Шестэну не хотелось обменять эту полноту жизни на монастырское существование. По этой причине он отказался жить внутри монастыря и не собирался менять свое решение. Эта независимость давала ему возможность каждое утро совершать долгую безмолвную прогулку по заснеженной дорожке, огибавшей крепостную стену монастыря, и поддерживать с пролетающими мимо птицами сердечный и часто откровенный разговор.

С недавних пор он завел обыкновение встречаться со старым беркутом, который усаживался на карнизе задней стены монастыря. Еще одеваясь, Шестэн надеялся, что птица в очередной раз прилетит на свидание и воскресит в памяти свои величественные полеты вокруг каладрийских вершин.

Он закончил свои приготовления, надев широкий плащ, подбитый мехом горностая. Это был подарок умирающего, последнюю волю которого он принял; одеяние с широкими рукавами предохраняло его от холода, а когда дул сильный ветер, позволяло защитить лицо накинув капюшон.

Он ухватил ремень футляра, в котором хранился его письменный прибор, перекинул его за спину и вышел из комнаты. В коридоре его ждали двое – наемники, которые днем следовали за ним повсюду, а ночью бодрствовали, охраняя его сон. Он сопротивлялся, когда монахи убеждали его принять эту личную стражу, но это была плата за то, чтобы жить вне ограды монастыря. В конце концов он привык к их присутствию или, скорее, привык забывать о них, настолько они умели быть незаметными.

Эти двое наемников, родом из Долин Пегасов, бы-. ли близнецами. У обоих был одинаково смуглый цвет лица, золотистые глаза и седеющие волосы, заплетенные в толстую косу. На своих массивных телах они носили кристаллические доспехи, разновидность кольчуги, сотканной снежным пауком. Эта тварь обычно располагалась на волосах своего хозяина, а ее лапы обвивались вокруг косы.
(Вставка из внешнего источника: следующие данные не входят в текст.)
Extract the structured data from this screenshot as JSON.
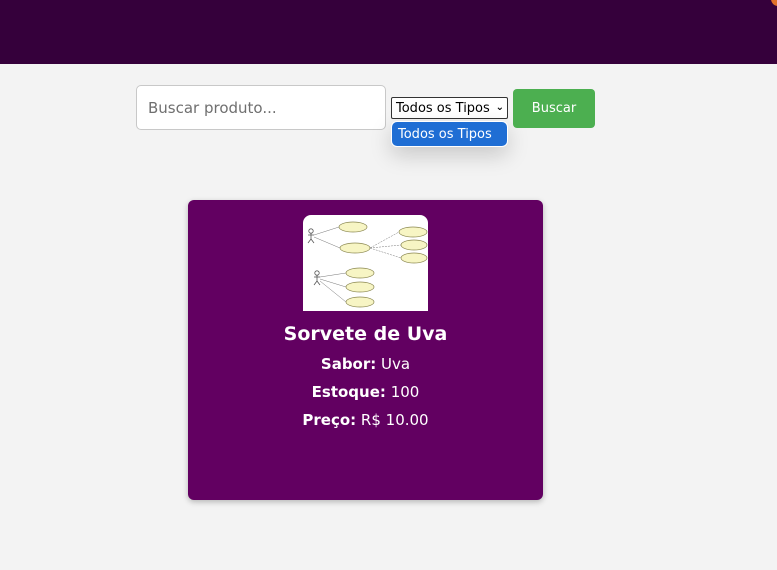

Шестэн никогда не видел ее за работой и, несмотря на гадливость, которую ему внушали пауки, был бы не прочь поглядеть на их медленную работу на теле пегасинцев.

Шестэн сделал им знак рукой, на который они ответили легким кивком. Общение между скриптором и двумя его телохранителями сводилось к утреннему обмену приветствиями. Шестэн пробовал разбить этот лед, но оба наемника быстро дали ему понять, что их отношения никогда не выйдут за рамки служебных обязанностей. Он с этим охотно смирился, считая своим долгом сохранять независимость.

Более не уделяя им внимания, он прошел коридором в кухню, с наслаждением втягивая ноздрями знакомый запах слоеных пирожков.

Феодор, гостиничный повар, превосходно знал привычки своего постояльца и никогда не забывал приготовить лепешки, чтобы тот мог их жевать по дороге. Шестэн нашел его у плиты, где повар натренированной рукой отправлял их подрумяниваться в горячем масле. Скриптор поздоровался с ним и вытянул шею, чтобы заглянуть в печь.

– Грушевый мармелад, – сказал он, восхищенно втягивая носом аромат.

Феодор улыбнулся ему с видом заговорщика и выложил лепешку на белую салфетку.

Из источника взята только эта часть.